Сейчас это район где государственные учреждения и частные фирмы, соседствуют с жильем, построенным на присосках. В конце Кале Симеон Каньяс виднелся Национальный бейсбольный стадион. Автобусная остановка была вся изрисована граффити. Уличные торговцы предлагают фаст-фуд с ручных тележек и из вагончиков. В одном найдешь Пепси, в другом — Колу. Тамала, чучитос, простые хот-доги, хот-доги чуко. Грязные. С авокадо и капустой.

Лаборатории и офисы Фонда находились в бывшем частном доме на Симеон Канас. Двухэтажное здание с бассейном и огороженным внутренним двориком, стоит на перекрестке четырех улиц недалеко от похожего здания, где располагается Отдел похищений и борьбы с организованной преступностью.

Подъезжая к участку, Матео притормозил и посигналил. Через секунду вышла молодая женщина с совиным лицом и длинными темными косами. Она распахнула ворота. Мы въехали и остановились справа от входной двери. За нами остановились еще один грузовик и джип. Женщина закрыла и заперла ворота.

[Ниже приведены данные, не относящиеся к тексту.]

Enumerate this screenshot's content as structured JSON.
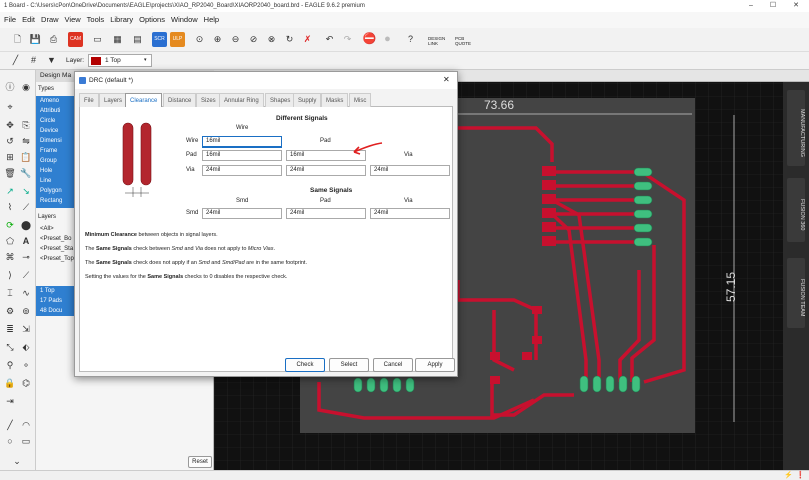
{
  "titlebar": {
    "title": "1 Board - C:\\Users\\cPon\\OneDrive\\Documents\\EAGLE\\projects\\XIAO_RP2040_Board\\XIAORP2040_board.brd - EAGLE 9.6.2 premium"
  },
  "menu": [
    "File",
    "Edit",
    "Draw",
    "View",
    "Tools",
    "Library",
    "Options",
    "Window",
    "Help"
  ],
  "layer_bar": {
    "label": "Layer:",
    "value": "1 Top"
  },
  "design_manager": {
    "title": "Design Ma",
    "types_label": "Types",
    "types": [
      "Ameno",
      "Attributi",
      "Circle",
      "Device",
      "Dimensi",
      "Frame",
      "Group",
      "Hole",
      "Line",
      "Polygon",
      "Rectang"
    ],
    "layers_label": "Layers",
    "layers": [
      "<All>",
      "<Preset_Bo",
      "<Preset_Sta",
      "<Preset_Top"
    ],
    "layer_rows": [
      "1 Top",
      "17 Pads",
      "48 Docu"
    ],
    "reset_label": "Reset"
  },
  "dialog": {
    "title": "DRC (default *)",
    "tabs": [
      "File",
      "Layers",
      "Clearance",
      "Distance",
      "Sizes",
      "Annular Ring",
      "Shapes",
      "Supply",
      "Masks",
      "Misc"
    ],
    "active_tab": "Clearance",
    "different_signals": {
      "heading": "Different Signals",
      "col_wire": "Wire",
      "col_pad": "Pad",
      "col_via": "Via",
      "rows": [
        {
          "label": "Wire",
          "values": [
            "16mil"
          ]
        },
        {
          "label": "Pad",
          "values": [
            "16mil",
            "16mil"
          ]
        },
        {
          "label": "Via",
          "values": [
            "24mil",
            "24mil",
            "24mil"
          ]
        }
      ]
    },
    "same_signals": {
      "heading": "Same Signals",
      "col_smd": "Smd",
      "col_pad": "Pad",
      "col_via": "Via",
      "rows": [
        {
          "label": "Smd",
          "values": [
            "24mil",
            "24mil",
            "24mil"
          ]
        }
      ]
    },
    "desc1_b": "Minimum Clearance",
    "desc1": " between objects in signal layers.",
    "desc2_a": "The ",
    "desc2_b": "Same Signals",
    "desc2_c": " check between ",
    "desc2_i1": "Smd",
    "desc2_d": " and ",
    "desc2_i2": "Via",
    "desc2_e": " does not apply to ",
    "desc2_i3": "Micro Vias",
    "desc2_f": ".",
    "desc3_a": "The ",
    "desc3_b": "Same Signals",
    "desc3_c": " check does not apply if an ",
    "desc3_i1": "Smd",
    "desc3_d": " and ",
    "desc3_i2": "Smd/Pad",
    "desc3_e": " are in the same footprint.",
    "desc4_a": "Setting the values for the ",
    "desc4_b": "Same Signals",
    "desc4_c": " checks to 0 disables the respective check.",
    "buttons": {
      "check": "Check",
      "select": "Select",
      "cancel": "Cancel",
      "apply": "Apply"
    }
  },
  "pcb": {
    "dim_width": "73.66",
    "dim_height": "57.15",
    "trace_color": "#c8102e",
    "pad_color": "#3fbf7f"
  },
  "fusion": {
    "manufacturing": "MANUFACTURING",
    "fusion360": "FUSION 360",
    "fusion_team": "FUSION TEAM"
  },
  "toolbar_labels": {
    "design_link": "DESIGN LINK",
    "pcb_quote": "PCB QUOTE"
  }
}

Вся команда выбралась из машин и начала разгружать инструменты и картонные коробки, каждая из которых была помечена надписью даты, места и номером захоронения. На протяжении недель мы проверяли каждую кость, каждый зуб и любой найденный предмет. Идентифицировали и устанавливали причину смерти жертв в Чупан-Йа. Я очень надеялась что мы закончим здесь до того как в июне мне нужно будет возвращаться. Я как раз возвращалась уже за третьей коробкой, как меня отвел в сторону Матео.

— У меня есть к тебе просьба.

— Конечно.

— «Чикаго Трибьюн» планирует сделать статью о Клайде.

Клайд Сноу один из великих людей в моей профессии, основатель специализированной отрасли судебной медицины.

— Да?

— Один журналист хочет взять у меня интервью о том, как работа старика помогла нам здесь. Я пригласил его несколько недель назад и начисто забыл.

— И? — обычно я отказывалась от общения с прессой.

— Он в моем офисе. Очень взволнован от того, что ты здесь.

— Откуда он узнал, что я в Гватемале?

— Наверное, я упомянул об этом.

— Матео!

— Ладно, я ему сказал. Иногда мой английский не очень хорош.